Credit: Good Good Good on Unsplash

"I know people in my own life that I've told - as a journalist - to stop watching, stop listening to and stop reading the news, because of the way it can create anxiety and disengagement and really miss out on telling the whole story," says Jules Holtz, fellowships manager at the Solutions Journalism Network.

Numerous studies have now connected news consumption with anxiety. Even before the pandemic, a 2019 Reuters Institute report found that more than a third of British audiences actively avoid the news.

With death tolls and infection rates splashed across our screens daily, it is no wonder that news fatigue has heightened since covid-19.

In response to this crisis, new outlets have sprung up around the world, looking for alternative ways to provide news that will make people feel hopeful and empowered as well as keep them informed. More established organisations, from local papers to international outlets, have also made an effort to feature more stories that look for silver linings.

Happy news

With more people using social media now to stay informed, 'good news' accounts have proven particularly popular.

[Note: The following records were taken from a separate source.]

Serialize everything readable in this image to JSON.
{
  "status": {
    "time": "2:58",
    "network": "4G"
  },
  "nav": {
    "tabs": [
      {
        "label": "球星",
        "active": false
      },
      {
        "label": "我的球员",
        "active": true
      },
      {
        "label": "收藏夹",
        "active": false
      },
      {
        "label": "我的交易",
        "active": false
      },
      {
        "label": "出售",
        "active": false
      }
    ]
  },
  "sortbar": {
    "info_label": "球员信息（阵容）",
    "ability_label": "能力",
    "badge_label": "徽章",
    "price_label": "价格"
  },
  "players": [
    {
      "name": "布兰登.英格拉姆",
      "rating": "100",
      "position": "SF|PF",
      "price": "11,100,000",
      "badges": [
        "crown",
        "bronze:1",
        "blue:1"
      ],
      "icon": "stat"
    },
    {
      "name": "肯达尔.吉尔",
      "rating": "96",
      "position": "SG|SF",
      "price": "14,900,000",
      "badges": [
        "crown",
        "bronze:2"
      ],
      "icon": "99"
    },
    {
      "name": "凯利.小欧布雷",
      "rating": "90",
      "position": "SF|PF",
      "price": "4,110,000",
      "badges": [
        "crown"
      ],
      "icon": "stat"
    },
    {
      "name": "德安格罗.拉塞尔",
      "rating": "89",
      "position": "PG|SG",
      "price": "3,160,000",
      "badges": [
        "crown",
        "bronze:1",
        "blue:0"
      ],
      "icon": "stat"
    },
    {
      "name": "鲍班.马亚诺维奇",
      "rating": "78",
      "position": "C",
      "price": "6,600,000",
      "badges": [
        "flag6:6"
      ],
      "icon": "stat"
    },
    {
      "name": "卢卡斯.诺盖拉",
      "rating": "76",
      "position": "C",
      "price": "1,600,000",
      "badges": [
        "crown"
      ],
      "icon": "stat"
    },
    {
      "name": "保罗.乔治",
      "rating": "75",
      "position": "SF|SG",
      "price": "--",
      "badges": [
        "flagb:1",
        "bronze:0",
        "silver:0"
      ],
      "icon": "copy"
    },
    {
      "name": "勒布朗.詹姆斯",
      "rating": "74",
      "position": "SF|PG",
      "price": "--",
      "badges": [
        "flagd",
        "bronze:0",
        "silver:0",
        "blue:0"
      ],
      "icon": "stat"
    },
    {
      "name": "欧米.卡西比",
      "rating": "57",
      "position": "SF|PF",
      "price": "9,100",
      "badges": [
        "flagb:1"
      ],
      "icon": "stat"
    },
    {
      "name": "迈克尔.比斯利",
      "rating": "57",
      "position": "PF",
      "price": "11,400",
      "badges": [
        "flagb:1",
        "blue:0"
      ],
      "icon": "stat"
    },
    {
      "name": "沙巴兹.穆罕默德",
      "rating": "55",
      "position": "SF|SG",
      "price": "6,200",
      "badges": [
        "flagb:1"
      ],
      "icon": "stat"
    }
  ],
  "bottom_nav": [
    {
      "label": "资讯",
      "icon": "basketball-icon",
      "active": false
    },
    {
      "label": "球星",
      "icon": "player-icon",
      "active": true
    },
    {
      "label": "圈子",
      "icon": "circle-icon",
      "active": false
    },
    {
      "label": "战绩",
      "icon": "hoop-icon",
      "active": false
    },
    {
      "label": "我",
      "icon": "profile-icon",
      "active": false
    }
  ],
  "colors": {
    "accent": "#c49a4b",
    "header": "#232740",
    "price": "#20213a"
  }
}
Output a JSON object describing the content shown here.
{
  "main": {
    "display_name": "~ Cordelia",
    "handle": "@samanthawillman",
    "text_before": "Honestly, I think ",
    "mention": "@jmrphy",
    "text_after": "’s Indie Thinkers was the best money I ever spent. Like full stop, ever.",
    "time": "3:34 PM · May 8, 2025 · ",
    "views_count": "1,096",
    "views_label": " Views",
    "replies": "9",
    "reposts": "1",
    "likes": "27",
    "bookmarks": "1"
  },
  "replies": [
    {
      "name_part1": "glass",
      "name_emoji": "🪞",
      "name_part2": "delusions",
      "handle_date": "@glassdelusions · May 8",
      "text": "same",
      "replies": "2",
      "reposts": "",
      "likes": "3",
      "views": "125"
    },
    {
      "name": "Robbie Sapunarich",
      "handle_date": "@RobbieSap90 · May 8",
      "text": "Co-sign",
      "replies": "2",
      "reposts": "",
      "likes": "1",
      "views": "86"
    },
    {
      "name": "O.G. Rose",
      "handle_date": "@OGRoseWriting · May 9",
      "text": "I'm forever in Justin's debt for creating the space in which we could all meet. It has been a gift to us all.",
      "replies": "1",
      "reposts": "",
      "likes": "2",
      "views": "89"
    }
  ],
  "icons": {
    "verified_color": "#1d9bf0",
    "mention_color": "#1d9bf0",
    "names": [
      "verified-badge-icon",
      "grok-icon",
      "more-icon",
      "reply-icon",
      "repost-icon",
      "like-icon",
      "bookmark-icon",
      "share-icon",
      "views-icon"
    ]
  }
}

Combining positive news with self-care is an Instagram page called The Happy Broadcast. Content creator Mauro Gatti started it in 2018, after struggling with anxiety and realising that the fear-mongering and click-baiting headlines were making his condition worse.

Since then, the page has published hundreds of stories of "fixers, doers and problem-solvers" from around the globe, in easily digestible posts accompanied with Gatti’s own colourful illustrations.

Alongside eclectic but always uplifting news items, the page posts mental health advice and other actionable tips individuals can do to make the world a better place. "The Happy Broadcast is part of a bigger plan to provide the tools to help build stronger mental health," explains Gatti.

The page has more than 600k followers, netting around 150k of them during the pandemic alone through top stories about eco-friendly ocean sculptures or pandas no longer being endangered.

Screenshot of The Happy Broadcast Instagram post

Solutions stories

This all sounds overwhelmingly positive. Yet many journalists consider it vital not to gloss over negativity but rather to incorporate it into stories about solutions to problems.

Jules Holtz's Solutions Journalism Network (SJN) is a non-profit that advocates for stories about responses, their strengths and their limitations. "Cute puppies and heroic neighbours, we love to read about those, but often what’s missing is the rigour of solutions journalism or the fact that that response is not replicable or scalable."

[Read more: Engage your audience with constructive journalism]

In a 2020 trial of their reporting approach in six communities across the US, SJN reported that across all communities and ages, but especially among young people, solutions stories were preferred.

Other outlets have stuck with a more traditional for-profit business model in their quest to bring positivity.

Summers McKay, CEO of The Optimist Daily, explained that "it's really important to us to prove that this is an effective business model and that people do purchase content that inspires them."

The Optimist Daily, which started in 2017, has seen its user traffic quadruple since the start of the pandemic and article shares rising with every post. Its mission statement emphasises the personal self-help advantages to positive news, saying that "the ultimate goal is to elevate, motivate, and reignite each individual's innate reservoir of intelligent optimism."

Alongside lifestyle and wellbeing articles, a piece about a teenager who developed a Chrome extension that adds sign language to Disney movies was a recent hit and is fairly typical of the inspirational content a reader might find on the site.

The publication received such positive responses in the pandemic that McKay and her colleague Kristy Jansen expanded their operations into a podcast, The Optimist Daily Update.

Constructive journalism

Nearly two decades ago, in 1993, Positive News was founded as a cooperative, not-for-profit organisation owned entirely by readers and journalists. It publishes works of constructive journalism stories that swap out the doom and gloom for "progress, possibilities and solutions". The latest stories tell of a free video streaming service that helps climate organisations raise awareness or the Dutch repurposing vacant prisons after the number of prisoners has fallen dramatically.

[Read more: How constructive journalism can help rebuild trust in the media]

The pandemic also saw the launch of a new app Squirrel News that publishes a curated selection of constructive journalism stories from the likes of The Guardian, BBC, CNN, Euronews or The Conversation. Run by a team of volunteers, the non-profit outlet has also launched a podcast where it looks at important stories, such as the situation of female judges in Egypt or basic income for Irish artists.

"The vehicle of social progress is social innovation, and then that has to become popular in people's minds," said founder Jonathan Widder. "This is the part journalism has to play, it's not enough to only report on the bad sides and then nobody knows what to do."